I wrote a post a little while ago about Harvey et als paper on [i]nternet Blogs, Polar Bears, and Climate-Change Denial by Proxy. Their basic conclusion was that if you divide blogs into those that accept anthropogenic global warming (AGW) and those that don’t, those that don’t tend to dispute the disappearance of Arctic sea ice and also dispute that polar bears are under threat. In particular, the source for the latter tends to be someone who appears to have little actual expertise and who has undertaken very little – if any – relevant peer-reviewed research.
If you want to read more about the paper, Bart has a couple of posts. I’m not all that interested in the details. It’s pretty clear that Arctic sea ice is declining and will continue to do so. It seems pretty clear that sea ice plays a key role in how polar bears hunt and that its disappearance will adversely impact them. It also seems clear that blogs that predominantly dismiss the risks associated with AGW tend to use contrarian sources who often appear to have little in the way of actual expertise. The results of Harvey et al. do not seem particularly surprising.
What’s maybe also not particularly surprising is that Richard Tol has published a response to Harvey et al.

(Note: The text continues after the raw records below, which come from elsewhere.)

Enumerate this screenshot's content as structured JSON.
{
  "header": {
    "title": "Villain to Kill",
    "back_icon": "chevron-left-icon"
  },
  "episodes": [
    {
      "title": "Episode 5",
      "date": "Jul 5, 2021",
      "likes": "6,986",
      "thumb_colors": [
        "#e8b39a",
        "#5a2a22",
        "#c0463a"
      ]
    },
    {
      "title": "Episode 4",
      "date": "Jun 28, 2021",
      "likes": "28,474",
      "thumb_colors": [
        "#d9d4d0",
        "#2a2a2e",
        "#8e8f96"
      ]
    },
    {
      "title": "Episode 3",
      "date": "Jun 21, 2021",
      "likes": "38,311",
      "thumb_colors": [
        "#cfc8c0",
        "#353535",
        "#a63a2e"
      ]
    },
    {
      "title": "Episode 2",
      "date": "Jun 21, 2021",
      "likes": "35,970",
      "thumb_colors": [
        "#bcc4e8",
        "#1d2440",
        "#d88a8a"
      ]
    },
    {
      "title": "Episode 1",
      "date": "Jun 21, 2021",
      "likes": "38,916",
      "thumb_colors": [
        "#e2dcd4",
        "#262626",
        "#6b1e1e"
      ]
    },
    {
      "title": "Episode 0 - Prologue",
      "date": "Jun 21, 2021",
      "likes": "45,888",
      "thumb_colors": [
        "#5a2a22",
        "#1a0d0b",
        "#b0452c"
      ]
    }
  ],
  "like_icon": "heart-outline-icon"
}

Any who have followed the climate debate will probably guess that this response does not dispute the result in Harvey et al., but disputes the method/analysis. It appears that Richard may be making a habit of writing responses to papers, the results of which he appears not to dispute. I might take Richard’s desire for methodological purity more seriously if his own work didn’t have a bit of a gremlin filled history.
However, for those who follow the online climate debate, the most interesting thing about Richard’s response might be the identity of his co-author. I think I’ve worked it out. I’ll leave it as an exercise for others.